Herald St is pleased to announce its fourth solo exhibition with Serbian born London based artist Djordje Ozbolt. For the exhibition Ozbolt has produced a new body of large scale paintings that deal with absurdist subjects that are often typical of his work. Themes ranging from African iconography, drug paraphernalia, the exotic landscape and the centralised motif proliferate his canvases. Painted with acrylic Ozbolt has stylistically revisited works from an earlier period of his oeuvre, backgrounds and landscapes are painted with a looser sensibility allowing the focus to remain on his subject whilst their context becomes blurred, playful and open. In one painting ‘The Beggar’s Opera’ a primitive robot is captured in a tropical and seemingly abstract landscape, his eyes meet the viewers with surprise and his scale is located by a yellow rubber ducky, a pet or a toy companion sitting atop his head. One of the larger canvases ‘Papa don’t Preach’ depicts a scene in which two African sculptures battle it out amidst a cacophony of expressionist backdrops, playful or aggressive the two characters are at once references to modernist histories as well as to the exotic and the unknown. Partly abstract and flat in appearance the painting ‘Neunundneunzig Luftballons’ takes the 80s cult song by Nena as its starting point, in the painting 99 balloons are literally depicted, filling the canvas as well as our field of vision.
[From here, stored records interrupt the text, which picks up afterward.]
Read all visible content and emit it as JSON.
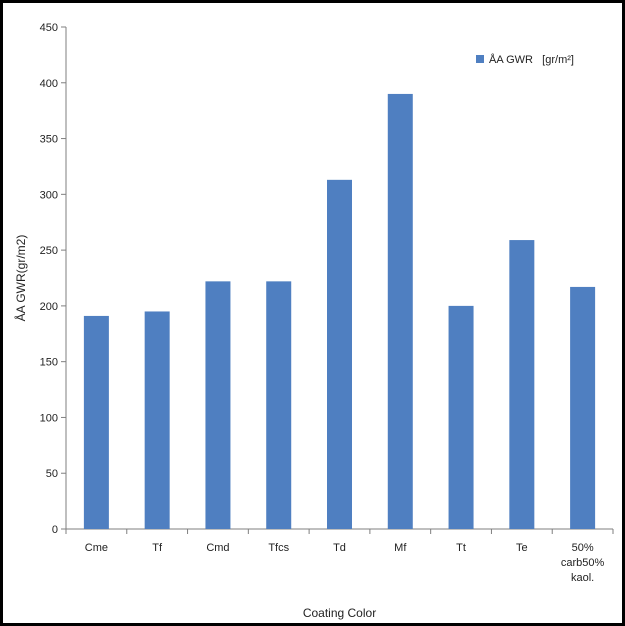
{
  "chart_data": {
    "type": "bar",
    "categories": [
      "Cme",
      "Tf",
      "Cmd",
      "Tfcs",
      "Td",
      "Mf",
      "Tt",
      "Te",
      "50% carb50% kaol."
    ],
    "category_lines": [
      [
        "Cme"
      ],
      [
        "Tf"
      ],
      [
        "Cmd"
      ],
      [
        "Tfcs"
      ],
      [
        "Td"
      ],
      [
        "Mf"
      ],
      [
        "Tt"
      ],
      [
        "Te"
      ],
      [
        "50%",
        "carb50%",
        "kaol."
      ]
    ],
    "series": [
      {
        "name": "ÅA GWR   [gr/m²]",
        "color": "#4f7fc1",
        "values": [
          191,
          195,
          222,
          222,
          313,
          390,
          200,
          259,
          217
        ]
      }
    ],
    "title": "",
    "xlabel": "Coating Color",
    "ylabel": "ÅA GWR(gr/m2)",
    "ylim": [
      0,
      450
    ],
    "yticks": [
      0,
      50,
      100,
      150,
      200,
      250,
      300,
      350,
      400,
      450
    ],
    "grid": false,
    "legend": "top-right"
  }
}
Humour features prominently in Ozbolt’s practice and no less so than in two new sculptures also on view here. A constellation of footballs are cast in different coloured resins, they exist in a cloud like structure rising from a mirrored pedestal, the title of this work is that of the show ‘Mens sana in corpore sano’ a Latin phrase translated literally as ‘A sound mind in a healthy body’. A second sculpture references a new set of materials and revisits well trodden modernist histories, a totemic figure is viewed in the round as a pint sized abstract column. A set of Groucho Marx glasses sits atop his face subverting history once more and re-characterizing the assumed.
Djordje Ozbolt lives and works in London, recent solo exhibition include Hauser and Wirth, Zurich and Taro Nasu, Tokyo. In April this year a major monograph on the artist’s practice will be published by JRP Ringier.